The Innoko National Wildlife Refuge staff are available to answer questions concerning the local environment, wildlife, refuge resources and refuge management.
Innoko Refuge staff provide needed materials to teachers; work with students; give presentations; provide information on contests such as the Waterfowl Calendar and the Jr. Duck Stamp; coordinate wildlife week events in April with the local schools; conduct a Science Camp in August with the Iditarod Area School District; and host open house events in October to celebrate National Wildlife Refuge Week.
The Innoko Refuge has a large selection of books, videos, curricula, kits and activities geared towards natural resources, the environment and wildlife. This resource library is available to teachers and parents who are home-schooling their children. Items may be checked out for a specific period of time. An advance notice may be required for some of the more popular items.
National Wildlife Week/Earth Day Activities
The Innoko Refuge staff work with the Iditarod School district staff to present a special week-long focus on wildlife and environmental issues. This effort normally occurs during National Wildlife Week and Earth Day in mid-April. Staff work with teachers and students to present a variety topics and to provide special guests including live birds from the Bird Treatment and Learning Center.
Round Mountain Science Camp
Innoko Refuge, along with the Iditarod Area School District and other cooperators, sponsors an environmental education camp at the Round Mountain site located southwest of McGrath. The science camp targets students going into the 10th and 11th grades. Please contact the refuge for an application. Applications will be accepted from now until June 30, 2010, and the camp dates are (approximately) July 25 - 31, 2010. Goals of the camp are to increase students' basic biological knowledge and sense of stewardship of the environment. Elders from local villages are invited to share their knowledge with the students. The staff works with the students and school district to obtain science credits. Past camp topics have included small mammal trapping, fire management, elder stories, fish dissection, water sampling, orienteering, first aid, CPR, kayaking, nature artwork, journal writing, berry picking and preserving.
Alaska Waterfowl Calendar Contest
Each year the U.S. Fish and Wildlife Service, in cooperation with other organizations, produces a calendar with a message of goose and waterfowl conservation. The calendar also highlights information from elders in the communities. A statewide contest is held to select artwork and writings from students. A goal of the calendar is to encourage students to learn about the wildlife found near their homes and to promote conservation of waterfowl. In the past the calendar has highlighted endangered waterfowl and species of concern including the emperor goose, black brant, spectacled and Steller’s eider. Typically entries for the following year’s calendar are requested by the first Friday in February. Applications, entry information and past winners are available from participating refuges and the Alaska Waterfowl Calendar Contest web page.
Jr. Duck Stamp Contest
The Jr. Duck Stamp Contest is a national contest that uses student art to produce a stamp that is then sold to collectors to generate funds for conservation education awards. It is an art and science curriculum developed to teach environmental science and habitat conservation. Participants select a species of North American waterfowl, do research on the species and its habitat, then use an artistic medium to portray the waterfowl. Students from K through 12 are eligible for the contest including those who are home schooled. Awards are given to students by grade groups, then a Best of Show is selected for the state. The Alaska Best of Show winner then goes to the National competition in Washington, D.C. Applications, entry information and past winners are available from participating refuges and the Jr. Duck Stamp Contest web page.

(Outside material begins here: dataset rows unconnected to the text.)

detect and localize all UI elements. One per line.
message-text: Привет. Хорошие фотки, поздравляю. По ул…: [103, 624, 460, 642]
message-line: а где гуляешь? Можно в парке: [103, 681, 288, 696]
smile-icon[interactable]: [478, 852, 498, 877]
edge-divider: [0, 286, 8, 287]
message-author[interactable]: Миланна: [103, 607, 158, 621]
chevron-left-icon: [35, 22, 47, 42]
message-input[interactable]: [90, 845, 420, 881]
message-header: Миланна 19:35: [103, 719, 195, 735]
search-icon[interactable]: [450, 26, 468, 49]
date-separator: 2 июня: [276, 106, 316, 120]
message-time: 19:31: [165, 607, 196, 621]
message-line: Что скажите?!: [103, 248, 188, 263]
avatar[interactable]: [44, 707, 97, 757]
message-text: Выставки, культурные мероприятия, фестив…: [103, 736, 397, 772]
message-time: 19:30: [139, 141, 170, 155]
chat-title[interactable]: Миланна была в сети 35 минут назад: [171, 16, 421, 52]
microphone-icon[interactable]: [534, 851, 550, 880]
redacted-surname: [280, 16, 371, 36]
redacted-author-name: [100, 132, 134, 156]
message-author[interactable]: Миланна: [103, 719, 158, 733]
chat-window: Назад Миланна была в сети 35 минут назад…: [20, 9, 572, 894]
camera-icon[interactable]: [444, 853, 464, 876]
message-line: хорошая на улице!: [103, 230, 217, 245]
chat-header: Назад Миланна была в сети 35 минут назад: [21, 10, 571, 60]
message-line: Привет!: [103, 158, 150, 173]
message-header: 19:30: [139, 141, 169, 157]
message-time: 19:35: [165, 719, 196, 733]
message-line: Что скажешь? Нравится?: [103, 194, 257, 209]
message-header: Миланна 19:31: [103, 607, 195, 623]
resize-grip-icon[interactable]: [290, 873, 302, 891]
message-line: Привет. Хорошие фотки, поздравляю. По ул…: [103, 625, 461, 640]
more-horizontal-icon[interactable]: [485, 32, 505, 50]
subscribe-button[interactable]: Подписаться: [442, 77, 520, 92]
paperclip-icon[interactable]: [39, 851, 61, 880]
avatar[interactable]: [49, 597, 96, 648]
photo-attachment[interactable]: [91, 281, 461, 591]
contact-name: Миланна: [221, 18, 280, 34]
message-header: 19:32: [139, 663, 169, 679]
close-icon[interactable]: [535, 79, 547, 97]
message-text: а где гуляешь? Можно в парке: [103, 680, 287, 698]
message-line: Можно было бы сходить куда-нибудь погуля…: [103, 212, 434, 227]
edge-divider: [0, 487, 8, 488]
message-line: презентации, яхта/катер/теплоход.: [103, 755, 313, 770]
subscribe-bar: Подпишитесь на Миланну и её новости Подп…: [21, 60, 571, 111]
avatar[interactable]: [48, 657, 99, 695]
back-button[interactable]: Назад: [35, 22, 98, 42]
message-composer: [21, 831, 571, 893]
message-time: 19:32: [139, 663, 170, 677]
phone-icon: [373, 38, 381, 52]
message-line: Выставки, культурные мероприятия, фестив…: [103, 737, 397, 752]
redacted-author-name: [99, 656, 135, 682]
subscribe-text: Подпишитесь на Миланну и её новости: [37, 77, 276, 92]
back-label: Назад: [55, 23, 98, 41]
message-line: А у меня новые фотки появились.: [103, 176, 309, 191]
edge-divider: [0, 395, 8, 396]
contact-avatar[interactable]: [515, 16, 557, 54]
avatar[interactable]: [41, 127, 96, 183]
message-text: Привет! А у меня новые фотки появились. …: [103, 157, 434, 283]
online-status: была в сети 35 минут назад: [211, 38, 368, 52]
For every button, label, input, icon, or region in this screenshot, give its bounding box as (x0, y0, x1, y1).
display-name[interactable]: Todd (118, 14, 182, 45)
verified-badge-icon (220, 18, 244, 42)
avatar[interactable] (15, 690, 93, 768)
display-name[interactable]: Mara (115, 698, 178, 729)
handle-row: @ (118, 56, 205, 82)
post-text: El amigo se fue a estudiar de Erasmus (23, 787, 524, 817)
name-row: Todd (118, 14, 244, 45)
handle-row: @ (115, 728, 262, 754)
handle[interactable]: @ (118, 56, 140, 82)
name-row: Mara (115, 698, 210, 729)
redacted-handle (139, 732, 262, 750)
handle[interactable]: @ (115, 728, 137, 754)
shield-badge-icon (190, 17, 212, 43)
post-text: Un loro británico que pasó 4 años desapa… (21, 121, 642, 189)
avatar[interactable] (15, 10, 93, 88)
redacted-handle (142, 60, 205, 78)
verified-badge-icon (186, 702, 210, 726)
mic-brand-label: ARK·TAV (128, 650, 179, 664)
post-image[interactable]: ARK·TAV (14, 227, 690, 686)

National Wildlife Refuge Week
Usually held during a week in mid-October, National Wildlife Refuge Week was established to increase public awareness of the refuge system. The Innoko Refuge usually celebrates this week with a public open house where the community can meet Refuge staff, obtain information on Refuge projects and join the staff in a light meal.
Alaska Natural History Association
The Innoko Refuge office has a branch of the Alaska Geographic. The ANHA office sells books, topographic maps, t-shirts and other items and donates some of the proceeds to events such as the National Wildlife Week.